Port 587 lines in master.cf are usually present but commented out. Uncomment and configure them rather than creating new entries from scratch.

smtpd_recipient_restrictions primer

smtpd_recipient_restrictions is evaluated once per recipient during the SMTP RCPT TO phase and is the usual hook for both anti-relay and content/policy checks (greylisting, DNSBLs, policy daemons). Order matters — each check is a vote of PERMIT, REJECT, or DUNNO, and evaluation stops at the first non-DUNNO answer.

# /etc/postfix/main.cf — a sane, ordered recipient restriction list
smtpd_recipient_restrictions =
    permit_mynetworks,                 # 1. trust internal hosts first (cheapest check)
    permit_sasl_authenticated,         # 2. trust authenticated submission clients
    reject_unauth_destination,         # 3. anti-open-relay gate — mandatory
    reject_non_fqdn_recipient,         # 4. reject RCPT TO:<user@host> without TLD
    reject_unknown_recipient_domain,   # 5. reject domains with no MX/A records
    reject_rbl_client zen.spamhaus.org,# 6. DNS blocklist (optional, use cautiously)
    check_policy_service unix:private/policyd-spf, # 7. SPF policy daemon
    check_policy_service inet:127.0.0.1:10023,     # 8. postgrey / custom policy
    permit                             # 9. fallthrough — everything else allowed

The guiding rules:

Test your ruleset with postmap -q 'alice@example.com' unix:postfix/local-recipients-regex and a real swaks --to … --from … --server … before you reload. A misplaced permit or reject can turn your MTA into a spam source or silently drop legitimate mail — both take hours to notice.

DKIM / DMARC via milter

Signing outbound mail with DKIM and enforcing DMARC on inbound mail are usually delegated to OpenDKIM and OpenDMARC running as milters (mail filter daemons) that Postfix talks to over a local socket. Postfix itself stays ignorant of the signing algorithm; the milter reads the message, adds/validates headers, and returns the result.

# /etc/postfix/main.cf
# Chain Postfix → OpenDKIM (8891) → OpenDMARC (8893). Milters run in list order.
smtpd_milters    = inet:localhost:8891, inet:localhost:8893
non_smtpd_milters = $smtpd_milters   # also sign locally-submitted mail (sendmail, php, cron)

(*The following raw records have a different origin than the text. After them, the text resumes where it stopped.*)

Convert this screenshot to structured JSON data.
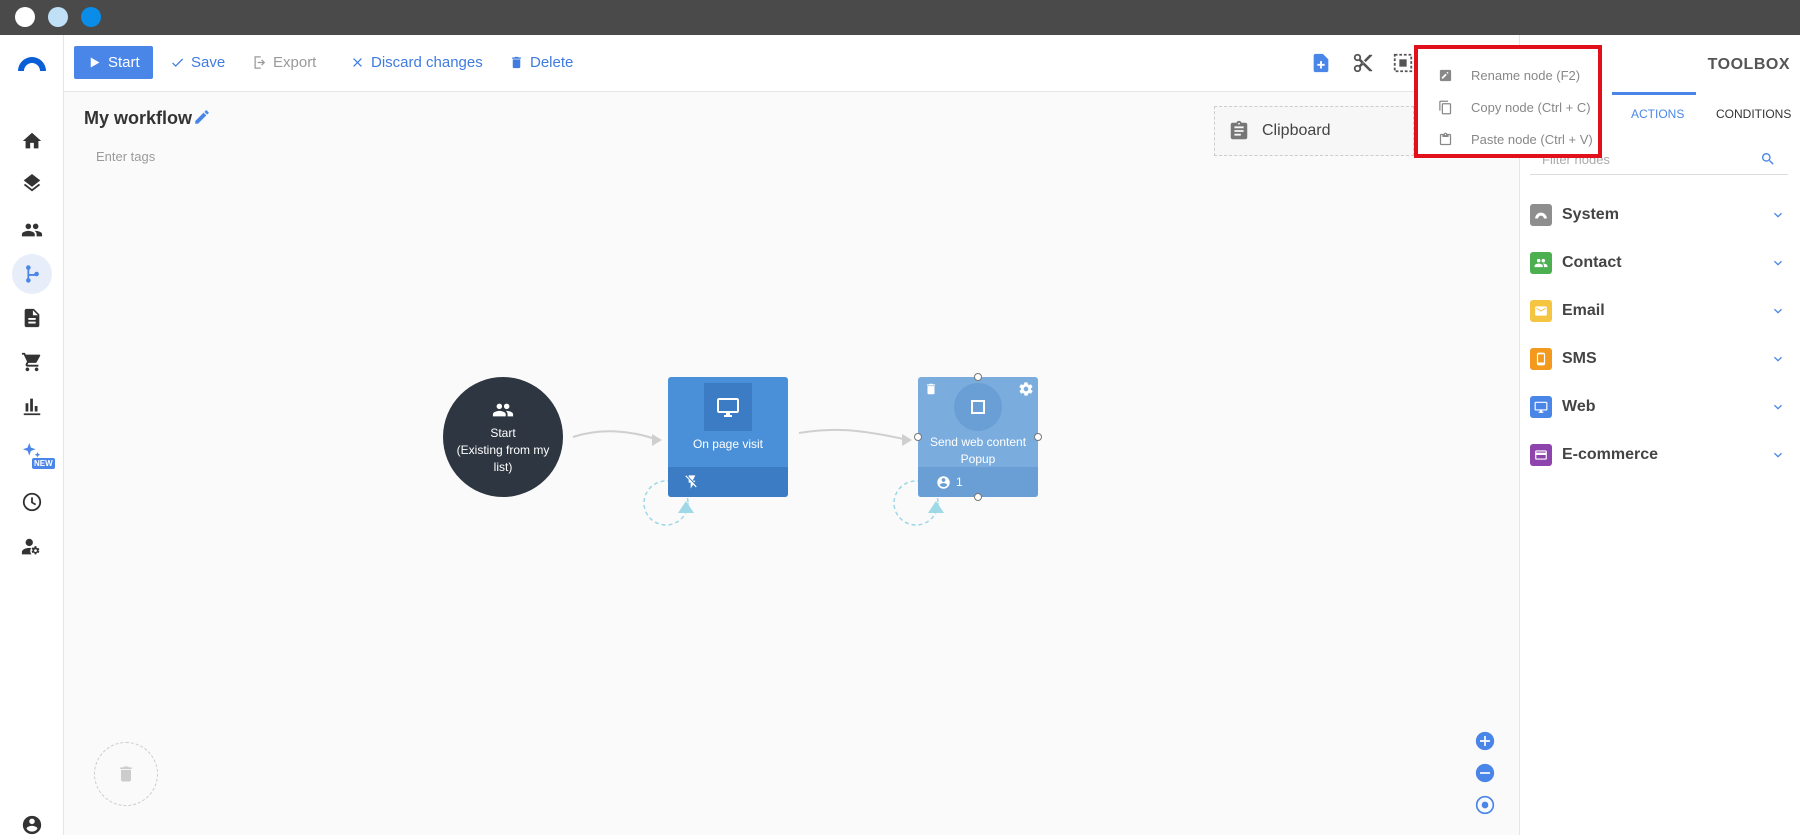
{
  "window": {
    "title_bar_buttons": [
      "close",
      "minimize",
      "maximize"
    ]
  },
  "sidebar": {
    "items": [
      "home-icon",
      "layers-icon",
      "contacts-icon",
      "workflow-icon",
      "document-icon",
      "cart-icon",
      "reports-icon",
      "ai-sparkle-icon",
      "dashboard-icon",
      "user-settings-icon",
      "account-icon"
    ],
    "new_badge": "NEW",
    "active": "workflow-icon"
  },
  "toolbar": {
    "start_label": "Start",
    "save_label": "Save",
    "export_label": "Export",
    "discard_label": "Discard changes",
    "delete_label": "Delete"
  },
  "workflow": {
    "title": "My workflow",
    "tags_placeholder": "Enter tags"
  },
  "clipboard": {
    "label": "Clipboard"
  },
  "context_menu": {
    "items": [
      {
        "label": "Rename node (F2)",
        "icon": "rename-icon"
      },
      {
        "label": "Copy node (Ctrl + C)",
        "icon": "copy-icon"
      },
      {
        "label": "Paste node (Ctrl + V)",
        "icon": "paste-icon"
      }
    ]
  },
  "toolbox": {
    "title": "TOOLBOX",
    "tabs": [
      {
        "label": "ACTIONS",
        "active": true
      },
      {
        "label": "CONDITIONS",
        "active": false
      }
    ],
    "filter_placeholder": "Filter nodes",
    "categories": [
      {
        "label": "System",
        "color": "#8e8e8e"
      },
      {
        "label": "Contact",
        "color": "#4caf50"
      },
      {
        "label": "Email",
        "color": "#f5c542"
      },
      {
        "label": "SMS",
        "color": "#f39a1e"
      },
      {
        "label": "Web",
        "color": "#4a86e8"
      },
      {
        "label": "E-commerce",
        "color": "#8e44ad"
      }
    ]
  },
  "canvas": {
    "nodes": [
      {
        "type": "start",
        "label": "Start\n(Existing from my list)"
      },
      {
        "type": "trigger",
        "label": "On page visit"
      },
      {
        "type": "action",
        "label": "Send web content Popup",
        "contact_count": "1"
      }
    ]
  },
  "colors": {
    "accent": "#4a86e8",
    "node_dark": "#2e3642",
    "highlight": "#e0111b"
  }
}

# Don't reject mail if a milter is unreachable — queue for retry instead
milter_default_action = accept

# Version 6 protocol — required for modern opendkim/opendmarc
milter_protocol = 6

Then on the OpenDKIM side (/etc/opendkim.conf): listen on inet:8891@localhost, point KeyTable/SigningTable at your per-domain selectors, publish the matching TXT selector._domainkey.example.com record in DNS. OpenDMARC similarly listens on 8893 and queries the recipient domain's _dmarc.example.com record during inbound SMTP to enforce the published policy.

See Postfix TLS & DKIM for the full OpenDKIM key-generation, DNS-publication, and OpenDMARC report-aggregation workflow. Keep milter_default_action = accept in production — reject means a single crashed milter takes down mail delivery.